I've paired each of these tops with two patterns I've sewn over and over again - the Hudson pants from True Bias and the Greenstyle Stride Tights. Each has pockets and lets me trade off between tighter and looser styles so they're pretty much all I need. The one thing I'll say about the Hudson pants is that, like most pants patterns, the fit really varies based on the fabric you're using. The two times I've made this previously they've been on the looser side, but this time they were actually so snug through the legs that I had to add a few inches of fabric to the outside leg seam to relax the fit a bit. I also subbed out the waistband for one that is the length of the elastic rather than the length of the pants to achieve a smoother, un-gathered look. I think I also adjusted the angle of the pocket opening so that my phone wouldn't fall out. 

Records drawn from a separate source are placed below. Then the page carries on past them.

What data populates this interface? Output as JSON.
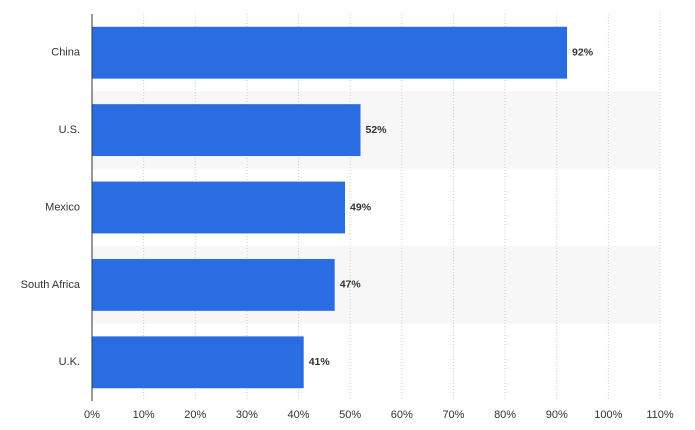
{
  "chart_data": {
    "type": "bar",
    "orientation": "horizontal",
    "categories": [
      "China",
      "U.S.",
      "Mexico",
      "South Africa",
      "U.K."
    ],
    "values": [
      92,
      52,
      49,
      47,
      41
    ],
    "value_labels": [
      "92%",
      "52%",
      "49%",
      "47%",
      "41%"
    ],
    "color": "#2a6de3",
    "xlim": [
      0,
      110
    ],
    "xticks": [
      {
        "value": 0,
        "label": "0%"
      },
      {
        "value": 10,
        "label": "10%"
      },
      {
        "value": 20,
        "label": "20%"
      },
      {
        "value": 30,
        "label": "30%"
      },
      {
        "value": 40,
        "label": "40%"
      },
      {
        "value": 50,
        "label": "50%"
      },
      {
        "value": 60,
        "label": "60%"
      },
      {
        "value": 70,
        "label": "70%"
      },
      {
        "value": 80,
        "label": "80%"
      },
      {
        "value": 90,
        "label": "90%"
      },
      {
        "value": 100,
        "label": "100%"
      },
      {
        "value": 110,
        "label": "110%"
      }
    ],
    "grid": true
  }
}
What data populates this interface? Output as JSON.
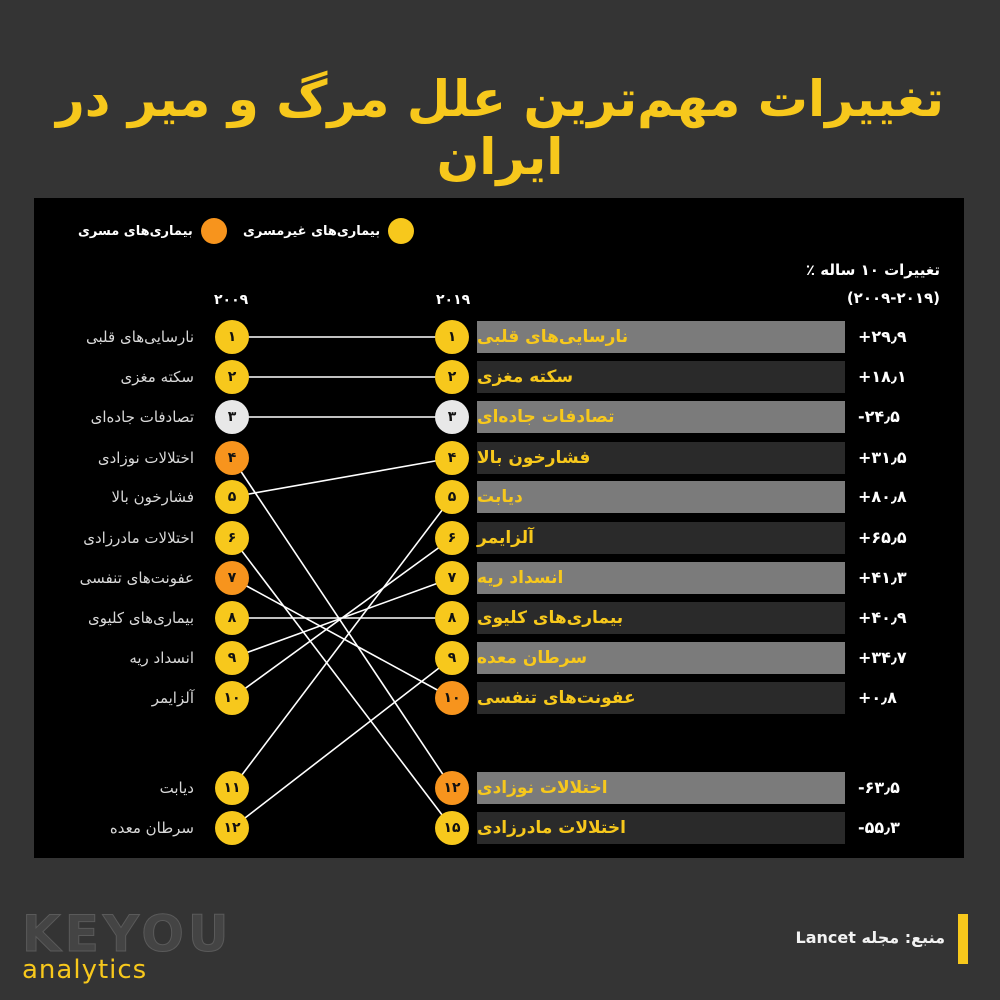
{
  "title": "تغییرات مهم‌ترین علل مرگ و میر در ایران",
  "legend": [
    {
      "label": "بیماری‌های غیرمسری",
      "color": "#f7c81c"
    },
    {
      "label": "بیماری‌های مسری",
      "color": "#f7941d"
    }
  ],
  "changes_header": {
    "line1": "تغییرات ۱۰ ساله ٪",
    "line2": "(۲۰۰۹-۲۰۱۹)"
  },
  "years": {
    "left": "۲۰۰۹",
    "right": "۲۰۱۹"
  },
  "colors": {
    "noncommunicable": "#f7c81c",
    "communicable": "#f7941d",
    "injury": "#e8e8e8"
  },
  "chart_data": {
    "type": "table",
    "rank_2009": [
      {
        "rank": "۱",
        "label": "نارسایی‌های قلبی",
        "category": "noncommunicable"
      },
      {
        "rank": "۲",
        "label": "سکته مغزی",
        "category": "noncommunicable"
      },
      {
        "rank": "۳",
        "label": "تصادفات جاده‌ای",
        "category": "injury"
      },
      {
        "rank": "۴",
        "label": "اختلالات نوزادی",
        "category": "communicable"
      },
      {
        "rank": "۵",
        "label": "فشارخون بالا",
        "category": "noncommunicable"
      },
      {
        "rank": "۶",
        "label": "اختلالات مادرزادی",
        "category": "noncommunicable"
      },
      {
        "rank": "۷",
        "label": "عفونت‌های تنفسی",
        "category": "communicable"
      },
      {
        "rank": "۸",
        "label": "بیماری‌های کلیوی",
        "category": "noncommunicable"
      },
      {
        "rank": "۹",
        "label": "انسداد ریه",
        "category": "noncommunicable"
      },
      {
        "rank": "۱۰",
        "label": "آلزایمر",
        "category": "noncommunicable"
      },
      {
        "rank": "۱۱",
        "label": "دیابت",
        "category": "noncommunicable"
      },
      {
        "rank": "۱۲",
        "label": "سرطان معده",
        "category": "noncommunicable"
      }
    ],
    "rank_2019": [
      {
        "rank": "۱",
        "label": "نارسایی‌های قلبی",
        "change": "+۲۹٫۹",
        "category": "noncommunicable",
        "rank2009": 1
      },
      {
        "rank": "۲",
        "label": "سکته مغزی",
        "change": "+۱۸٫۱",
        "category": "noncommunicable",
        "rank2009": 2
      },
      {
        "rank": "۳",
        "label": "تصادفات جاده‌ای",
        "change": "-۲۴٫۵",
        "category": "injury",
        "rank2009": 3
      },
      {
        "rank": "۴",
        "label": "فشارخون بالا",
        "change": "+۳۱٫۵",
        "category": "noncommunicable",
        "rank2009": 5
      },
      {
        "rank": "۵",
        "label": "دیابت",
        "change": "+۸۰٫۸",
        "category": "noncommunicable",
        "rank2009": 11
      },
      {
        "rank": "۶",
        "label": "آلزایمر",
        "change": "+۶۵٫۵",
        "category": "noncommunicable",
        "rank2009": 10
      },
      {
        "rank": "۷",
        "label": "انسداد ریه",
        "change": "+۴۱٫۳",
        "category": "noncommunicable",
        "rank2009": 9
      },
      {
        "rank": "۸",
        "label": "بیماری‌های کلیوی",
        "change": "+۴۰٫۹",
        "category": "noncommunicable",
        "rank2009": 8
      },
      {
        "rank": "۹",
        "label": "سرطان معده",
        "change": "+۳۴٫۷",
        "category": "noncommunicable",
        "rank2009": 12
      },
      {
        "rank": "۱۰",
        "label": "عفونت‌های تنفسی",
        "change": "+۰٫۸",
        "category": "communicable",
        "rank2009": 7
      },
      {
        "rank": "۱۲",
        "label": "اختلالات نوزادی",
        "change": "-۶۳٫۵",
        "category": "communicable",
        "rank2009": 4
      },
      {
        "rank": "۱۵",
        "label": "اختلالات مادرزادی",
        "change": "-۵۵٫۳",
        "category": "noncommunicable",
        "rank2009": 6
      }
    ]
  },
  "source": "منبع: مجله Lancet",
  "logo": {
    "top": "KEYOU",
    "bottom": "analytics"
  }
}
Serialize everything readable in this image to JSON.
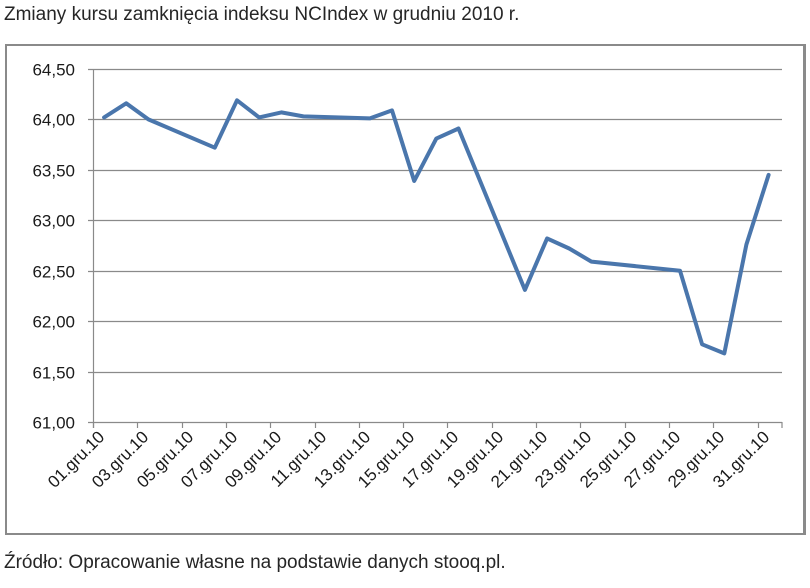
{
  "title": "Zmiany kursu zamknięcia indeksu NCIndex w grudniu 2010 r.",
  "source": "Źródło: Opracowanie własne na podstawie danych stooq.pl.",
  "colors": {
    "line": "#4A76AC",
    "grid": "#8a8a8a",
    "border": "#8a8a8a"
  },
  "chart_data": {
    "type": "line",
    "title": "Zmiany kursu zamknięcia indeksu NCIndex w grudniu 2010 r.",
    "xlabel": "",
    "ylabel": "",
    "ylim": [
      61.0,
      64.5
    ],
    "grid": true,
    "legend": null,
    "y_ticks": [
      "61,00",
      "61,50",
      "62,00",
      "62,50",
      "63,00",
      "63,50",
      "64,00",
      "64,50"
    ],
    "x_ticks": [
      "01.gru.10",
      "03.gru.10",
      "05.gru.10",
      "07.gru.10",
      "09.gru.10",
      "11.gru.10",
      "13.gru.10",
      "15.gru.10",
      "17.gru.10",
      "19.gru.10",
      "21.gru.10",
      "23.gru.10",
      "25.gru.10",
      "27.gru.10",
      "29.gru.10",
      "31.gru.10"
    ],
    "series": [
      {
        "name": "NCIndex",
        "x": [
          "01.gru.10",
          "02.gru.10",
          "03.gru.10",
          "06.gru.10",
          "07.gru.10",
          "08.gru.10",
          "09.gru.10",
          "10.gru.10",
          "13.gru.10",
          "14.gru.10",
          "15.gru.10",
          "16.gru.10",
          "17.gru.10",
          "20.gru.10",
          "21.gru.10",
          "22.gru.10",
          "23.gru.10",
          "27.gru.10",
          "28.gru.10",
          "29.gru.10",
          "30.gru.10",
          "31.gru.10"
        ],
        "day": [
          1,
          2,
          3,
          6,
          7,
          8,
          9,
          10,
          13,
          14,
          15,
          16,
          17,
          20,
          21,
          22,
          23,
          27,
          28,
          29,
          30,
          31
        ],
        "values": [
          64.02,
          64.16,
          64.0,
          63.72,
          64.19,
          64.02,
          64.07,
          64.03,
          64.01,
          64.09,
          63.39,
          63.81,
          63.91,
          62.31,
          62.82,
          62.72,
          62.59,
          62.5,
          61.77,
          61.68,
          62.76,
          63.45
        ]
      }
    ]
  }
}
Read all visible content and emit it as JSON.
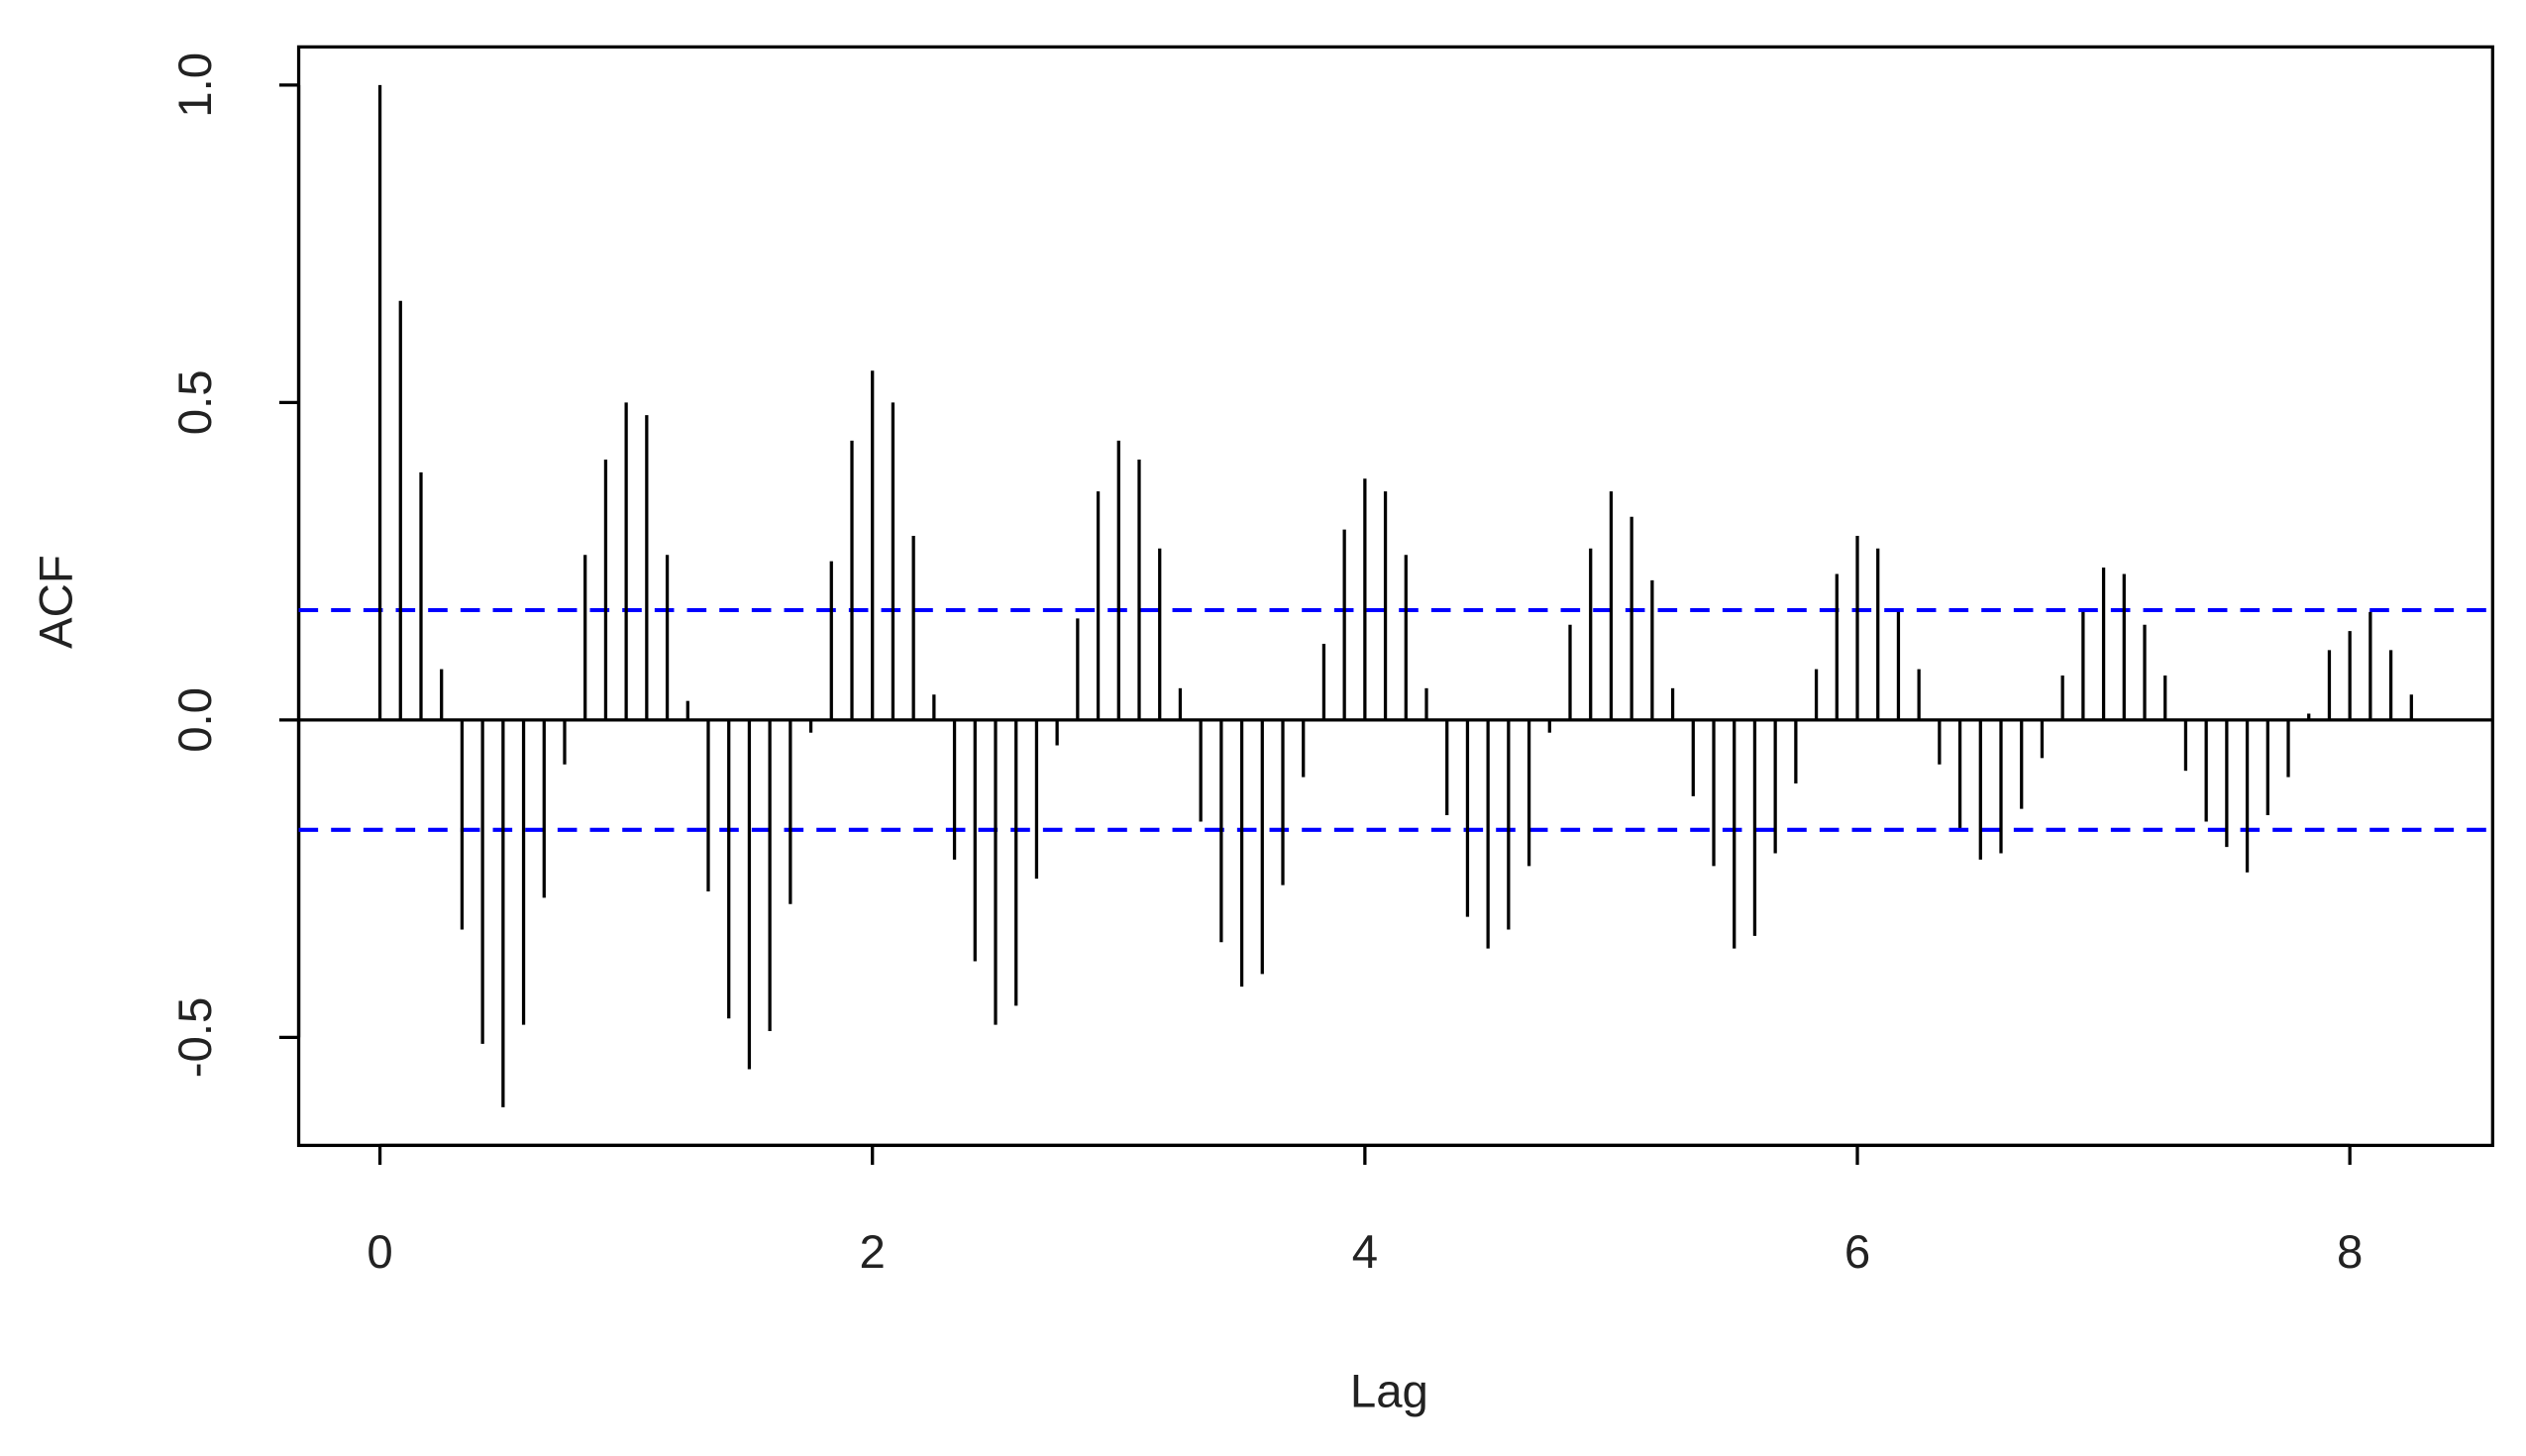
{
  "chart_data": {
    "type": "stem",
    "x_label": "Lag",
    "y_label": "ACF",
    "x": [
      0,
      0.0833,
      0.1667,
      0.25,
      0.3333,
      0.4167,
      0.5,
      0.5833,
      0.6667,
      0.75,
      0.8333,
      0.9167,
      1,
      1.0833,
      1.1667,
      1.25,
      1.3333,
      1.4167,
      1.5,
      1.5833,
      1.6667,
      1.75,
      1.8333,
      1.9167,
      2,
      2.0833,
      2.1667,
      2.25,
      2.3333,
      2.4167,
      2.5,
      2.5833,
      2.6667,
      2.75,
      2.8333,
      2.9167,
      3,
      3.0833,
      3.1667,
      3.25,
      3.3333,
      3.4167,
      3.5,
      3.5833,
      3.6667,
      3.75,
      3.8333,
      3.9167,
      4,
      4.0833,
      4.1667,
      4.25,
      4.3333,
      4.4167,
      4.5,
      4.5833,
      4.6667,
      4.75,
      4.8333,
      4.9167,
      5,
      5.0833,
      5.1667,
      5.25,
      5.3333,
      5.4167,
      5.5,
      5.5833,
      5.6667,
      5.75,
      5.8333,
      5.9167,
      6,
      6.0833,
      6.1667,
      6.25,
      6.3333,
      6.4167,
      6.5,
      6.5833,
      6.6667,
      6.75,
      6.8333,
      6.9167,
      7,
      7.0833,
      7.1667,
      7.25,
      7.3333,
      7.4167,
      7.5,
      7.5833,
      7.6667,
      7.75,
      7.8333,
      7.9167,
      8,
      8.0833,
      8.1667,
      8.25
    ],
    "values": [
      1.0,
      0.66,
      0.39,
      0.08,
      -0.33,
      -0.51,
      -0.61,
      -0.48,
      -0.28,
      -0.07,
      0.26,
      0.41,
      0.5,
      0.48,
      0.26,
      0.03,
      -0.27,
      -0.47,
      -0.55,
      -0.49,
      -0.29,
      -0.02,
      0.25,
      0.44,
      0.55,
      0.5,
      0.29,
      0.04,
      -0.22,
      -0.38,
      -0.48,
      -0.45,
      -0.25,
      -0.04,
      0.16,
      0.36,
      0.44,
      0.41,
      0.27,
      0.05,
      -0.16,
      -0.35,
      -0.42,
      -0.4,
      -0.26,
      -0.09,
      0.12,
      0.3,
      0.38,
      0.36,
      0.26,
      0.05,
      -0.15,
      -0.31,
      -0.36,
      -0.33,
      -0.23,
      -0.02,
      0.15,
      0.27,
      0.36,
      0.32,
      0.22,
      0.05,
      -0.12,
      -0.23,
      -0.36,
      -0.34,
      -0.21,
      -0.1,
      0.08,
      0.23,
      0.29,
      0.27,
      0.17,
      0.08,
      -0.07,
      -0.17,
      -0.22,
      -0.21,
      -0.14,
      -0.06,
      0.07,
      0.17,
      0.24,
      0.23,
      0.15,
      0.07,
      -0.08,
      -0.16,
      -0.2,
      -0.24,
      -0.15,
      -0.09,
      0.01,
      0.11,
      0.14,
      0.17,
      0.11,
      0.04
    ],
    "color": "#000000",
    "confidence_bounds": [
      0.173,
      -0.173
    ],
    "confidence_color": "#0000ff",
    "xlim": [
      -0.33,
      8.58
    ],
    "xticks": [
      0,
      2,
      4,
      6,
      8
    ],
    "ylim": [
      -0.67,
      1.06
    ],
    "yticks": [
      {
        "value": -0.5,
        "label": "-0.5"
      },
      {
        "value": 0,
        "label": "0.0"
      },
      {
        "value": 0.5,
        "label": "0.5"
      },
      {
        "value": 1,
        "label": "1.0"
      }
    ]
  }
}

For the Stride Tights, I used a semi-opaque mesh fabric on the side panels which makes them breezier for summer. I mostly wear this pair for running, but have another pair that I wear around the house. I just LOVE the pockets. 

Ok that's four for me what about for the Mr.? He somehow still wears non-stretch pants most days, though I've definitely seen him get more use out of the stretch jeans I've made him. This time around I made him two Strathcona Henleys. I think I meant to make these up for his last birthday (in December - whoops) but had the fabric on hand ready to go. He is partial to soft shirts and these definitely fit the bill. Plus the buttons make a t-shirt look a little dressed up for video meetings. Right?

One of the fabrics had a print on one side and was plain on the other, so I decided to have some fun with it. I like the diagonal stripe although I wish I'd centered it a bit lower. For some reason, I really struggled cutting this one out. 

I've made him one of these before that he wears often. While he is nearly 6 feet tall I did shorten the sleeves and torso as they are quite long. I also hate that placket - I find myself swearing every time I make it. On the plus side, you'll notice there was some fabric leftover for me ;) 

Any recommendations for your favorite loungewear patterns?